The archaeology-focused courses in the UWF program would likely be the most beneficial to performing this job. While the projects may be more natural resource oriented rather than cultural resource, many of the same tools and techniques would apply. Although remote sensing expertise was not mentioned specifically, such a skill might also prove useful in the position.

Wednesday, October 15, 2014

GIS 5990 Module 6: Scythian Landscapes, Analyze Week

Geographic variables and Scythian mound locations.

This module continued our exploration of Scythian burial mounds near Tuekta, Russia. The majority of the assignment involved creating layers representing geographic variables that may have affected where mounds and other sites were placed. As seen in the map above, these variables include the topography, slope, aspect, and elevation of the region. The raw rasters representing slope, aspect, and elevation were reclassified to show the regions most and least likely to feature sites. The most favorable areas will be relatively flat, low elevation, and facing south (if they are on a slope at all). We also digitized points representing the centers of mounds in the provided aerial imagery. I was surprised to find so many, as previously I had focused mostly on the line of largest mounds in the eastern portion of the image. I ended up digitizing 66 mounds, although there are likely more. The pattern immediately seen is that the mounds form a series of lines running roughly north-south, with most of the lines trending towards a NNE-SSW orientation.

Tuesday, October 14, 2014

GIS 4035 Module 6: Spatial Enhancement

Landsat 7 image run through Fourier transformations, sharpening, and statistical filter in ERDAS Imagine.
Past modules in this and other courses have mentioned that GIS operators often must correct acquired imagery for various errors prior to using it for their analyses. This module introduced us to some of the ways such corrections can be done. We explored the tools available in both ERDAS Imagine and ArcMap, including Fourier transformations, high pass filters and low pass filters. Low pass filters generate output that appear smoother and less detailed than the original image; noise in the image is also removed, according to the size of the kernel chosen. High pass filters create high contrast and noisy output that highlights the edges of features.

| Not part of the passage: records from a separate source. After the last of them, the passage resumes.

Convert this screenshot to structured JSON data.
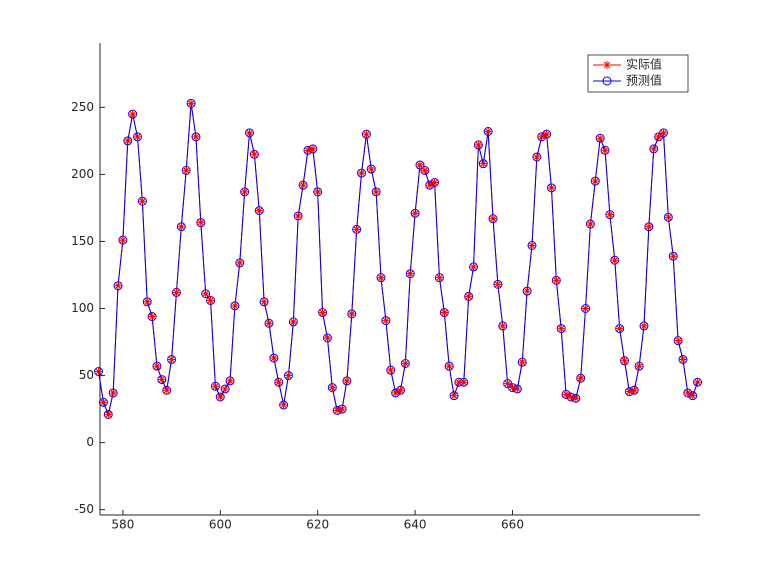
{
  "chart_data": {
    "type": "line",
    "x": [
      575,
      576,
      577,
      578,
      579,
      580,
      581,
      582,
      583,
      584,
      585,
      586,
      587,
      588,
      589,
      590,
      591,
      592,
      593,
      594,
      595,
      596,
      597,
      598,
      599,
      600,
      601,
      602,
      603,
      604,
      605,
      606,
      607,
      608,
      609,
      610,
      611,
      612,
      613,
      614,
      615,
      616,
      617,
      618,
      619,
      620,
      621,
      622,
      623,
      624,
      625,
      626,
      627,
      628,
      629,
      630,
      631,
      632,
      633,
      634,
      635,
      636,
      637,
      638,
      639,
      640,
      641,
      642,
      643,
      644,
      645,
      646,
      647,
      648,
      649,
      650,
      651,
      652,
      653,
      654,
      655,
      656,
      657,
      658,
      659,
      660,
      661,
      662,
      663,
      664,
      665,
      666,
      667,
      668,
      669,
      670,
      671,
      672,
      673,
      674,
      675,
      676,
      677,
      678,
      679,
      680,
      681,
      682,
      683,
      684,
      685,
      686,
      687,
      688,
      689,
      690,
      691,
      692,
      693,
      694,
      695,
      696,
      697,
      698
    ],
    "series": [
      {
        "name": "实际值",
        "color": "#ff0000",
        "marker": "star",
        "values": [
          53,
          30,
          21,
          37,
          117,
          151,
          225,
          245,
          228,
          180,
          105,
          94,
          57,
          47,
          39,
          62,
          112,
          161,
          203,
          253,
          228,
          164,
          111,
          106,
          42,
          34,
          40,
          46,
          102,
          134,
          187,
          231,
          215,
          173,
          105,
          89,
          63,
          45,
          28,
          50,
          90,
          169,
          192,
          218,
          219,
          187,
          97,
          78,
          41,
          24,
          25,
          46,
          96,
          159,
          201,
          230,
          204,
          187,
          123,
          91,
          54,
          37,
          39,
          59,
          126,
          171,
          207,
          203,
          192,
          194,
          123,
          97,
          57,
          35,
          45,
          45,
          109,
          131,
          222,
          208,
          232,
          167,
          118,
          87,
          44,
          41,
          40,
          60,
          113,
          147,
          213,
          228,
          230,
          190,
          121,
          85,
          36,
          34,
          33,
          48,
          100,
          163,
          195,
          227,
          218,
          170,
          136,
          85,
          61,
          38,
          39,
          57,
          87,
          161,
          219,
          228,
          231,
          168,
          139,
          76,
          62,
          37,
          35,
          45
        ]
      },
      {
        "name": "预测值",
        "color": "#0000ff",
        "marker": "circle",
        "values": [
          53,
          30,
          21,
          37,
          117,
          151,
          225,
          245,
          228,
          180,
          105,
          94,
          57,
          47,
          39,
          62,
          112,
          161,
          203,
          253,
          228,
          164,
          111,
          106,
          42,
          34,
          40,
          46,
          102,
          134,
          187,
          231,
          215,
          173,
          105,
          89,
          63,
          45,
          28,
          50,
          90,
          169,
          192,
          218,
          219,
          187,
          97,
          78,
          41,
          24,
          25,
          46,
          96,
          159,
          201,
          230,
          204,
          187,
          123,
          91,
          54,
          37,
          39,
          59,
          126,
          171,
          207,
          203,
          192,
          194,
          123,
          97,
          57,
          35,
          45,
          45,
          109,
          131,
          222,
          208,
          232,
          167,
          118,
          87,
          44,
          41,
          40,
          60,
          113,
          147,
          213,
          228,
          230,
          190,
          121,
          85,
          36,
          34,
          33,
          48,
          100,
          163,
          195,
          227,
          218,
          170,
          136,
          85,
          61,
          38,
          39,
          57,
          87,
          161,
          219,
          228,
          231,
          168,
          139,
          76,
          62,
          37,
          35,
          45
        ]
      }
    ],
    "xlim": [
      575.3,
      698.5
    ],
    "xticks": [
      580,
      600,
      620,
      640,
      660
    ],
    "ylim": [
      -54,
      298
    ],
    "yticks": [
      -50,
      0,
      50,
      100,
      150,
      200,
      250
    ],
    "legend": "upper-right"
  }
}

For the assignment, we were to experiment with Imagine and ArcMap to create an enhanced version of a Landsat 7 image that minimizes as much as possible the scan line corrector failure striping without removing too much detail. The assignment walked us through using the Fourier Transform Editor tool as the initial step in the process. While I experimented with different wedge placements in the editor, I was unable to create an image that was significantly better than my first attempt. After experimenting with various filters and settings in Imagine and ArcMap, the final image used above was the result of sharpening and a statistical filter in Imagine. Other filter and setting combinations created images similar to this, and a few were significantly worse. I did not experiment much with the histogram, however; I hope to learn more about histogram manipulation in future modules.


Friday, October 3, 2014

GIS 5990 Module 5: Scythian Landscapes, Prepare Week

Layout from the first week of the Scythian Landscapes project.
After our two week module on predictive modeling, we begin another three chapter project investigating a particular topic. This time, we are considering the theoretical perspectives contained within landscape archaeology and, with GIS as the tool, looking at Sythian burial mounds in southern Russia (near the borders of Mongolia and Kazakhstan).

Our tasks for the first week were relatively light. To prepare for next week's tasks, we prepared a mosaic of four DEMs that were then clipped to a polygon representing the study area. We were provided with an aerial photo of the mounds near Tuekta, Russia that needed to be georeferenced to the clipped DEM. Our layout was required to include the clipped DEM along with an inset of the georeferenced aerial photo. I added a small-scale reference inset to further orient the viewer; the arrows I added from Adobe Illustrator to make the relationship between the insets clear.